Uma longa tradição de férias no Kennedy Center chegou ao fim abruptamente com o cancelamento do concerto de jazz da véspera de Natal, um evento celebrado há mais de duas décadas. O show, apresentado pelo lendário músico Chuck Redd, estava programado para acontecer antes da recente polêmica nomeação do local icônico.
A decisão de cancelar ocorreu logo depois que a Casa Branca anunciou que o centro seria renomeado como “Centro Memorial Donald J. Trump e John F. Kennedy para Artes Cênicas”. Esta grande mudança, que muitos especialistas dizem ser contrária à lei estabelecida, é considerada o resultado de uma votação do gabinete eleito do Presidente Trump. Durante meses, Trump deu a entender que uma mudança de nome poderia estar iminente, mas a realização dessa mudança surpreendeu Redd.
Em comunicado à Associated Press, Redd explicou que depois de ver a mudança de nome no site do Kennedy Center, seguida de uma mudança na aparência do edifício, sentiu-se compelido a cancelar o show. Desde 2006, Redd é celebrado por liderar o feriado “Jazz Jams” no Kennedy Center, sucedendo ao lendário baixista William “Keter” Betts.
Até o momento, o Kennedy Center não respondeu às perguntas sobre o cancelamento, e seu site oficial lista o show como cancelado. O local tem uma rica história como memorial vivo ao presidente John F. Kennedy, que foi assassinado em 1963. Após sua morte, o Congresso aprovou uma lei designando o centro em sua própria homenagem, somando-se aos últimos desenvolvimentos.
Kerry Kennedy, sobrinha do falecido presidente, expressou o seu compromisso de remover o nome de Trump do edifício quando ele deixar o cargo. Além disso, o ex-historiador Ray Smock observa que as tentativas de alterar a designação do centro podem exigir a aprovação do Congresso. O conselho de administração está atualmente proibido por lei de marcar o centro ou anexar nomes de outras pessoas a ele.
A participação de Trump no Kennedy Center é incomum para um presidente, especialmente tendo em conta o legado que deixou na memória dos democratas. Fez grandes mudanças na sede, incluindo a demissão dos dirigentes anteriores e uma reorganização completa da burocracia. Este ano, ele ainda desempenhou um papel fundamental ao sediar a homenagem ao Kennedy Center, rompendo com a tradição presidencial onde os presidentes cessantes costumam assistir ao evento de longe.

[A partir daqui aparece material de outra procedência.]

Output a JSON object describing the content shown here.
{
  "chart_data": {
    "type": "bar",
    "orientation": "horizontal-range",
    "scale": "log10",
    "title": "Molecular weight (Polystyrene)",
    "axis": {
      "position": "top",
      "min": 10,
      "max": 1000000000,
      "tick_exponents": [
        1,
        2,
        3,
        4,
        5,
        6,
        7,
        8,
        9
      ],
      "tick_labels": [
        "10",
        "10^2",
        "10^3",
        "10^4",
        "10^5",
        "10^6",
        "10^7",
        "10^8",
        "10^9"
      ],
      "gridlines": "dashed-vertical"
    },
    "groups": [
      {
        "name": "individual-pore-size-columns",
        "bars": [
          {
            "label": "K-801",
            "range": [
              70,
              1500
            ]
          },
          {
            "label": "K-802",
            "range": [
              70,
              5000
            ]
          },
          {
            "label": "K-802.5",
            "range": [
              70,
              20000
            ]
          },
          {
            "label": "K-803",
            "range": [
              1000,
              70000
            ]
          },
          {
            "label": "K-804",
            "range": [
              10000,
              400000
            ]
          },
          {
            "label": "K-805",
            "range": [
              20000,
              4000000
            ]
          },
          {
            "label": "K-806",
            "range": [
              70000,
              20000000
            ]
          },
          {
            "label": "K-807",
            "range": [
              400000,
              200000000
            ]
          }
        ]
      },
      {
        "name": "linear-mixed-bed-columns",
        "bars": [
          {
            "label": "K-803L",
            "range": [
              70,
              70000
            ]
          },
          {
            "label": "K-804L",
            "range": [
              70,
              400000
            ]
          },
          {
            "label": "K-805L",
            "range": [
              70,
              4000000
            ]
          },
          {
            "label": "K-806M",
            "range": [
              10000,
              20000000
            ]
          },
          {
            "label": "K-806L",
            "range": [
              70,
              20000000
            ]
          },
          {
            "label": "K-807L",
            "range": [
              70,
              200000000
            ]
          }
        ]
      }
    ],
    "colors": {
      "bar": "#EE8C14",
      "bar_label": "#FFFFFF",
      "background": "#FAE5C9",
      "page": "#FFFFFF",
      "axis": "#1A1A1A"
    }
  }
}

As mudanças no Kennedy Center estão alinhadas com a agenda mais ampla de Trump para combater o que ele diz ser uma cultura “despertada” na instituição federal. A controvérsia em torno do local levou muitos artistas a cancelarem apresentações programadas desde que retornaram ao local, incluindo celebridades como Issa Rae, Peter Wolf e Lin-Manuel Miranda, que cancelaram a produção planejada de “Hamilton”. À medida que a situação evolui, muitos ficam a ponderar sobre as implicações destas decisões para o futuro do Kennedy Center e para a paisagem cultural em geral.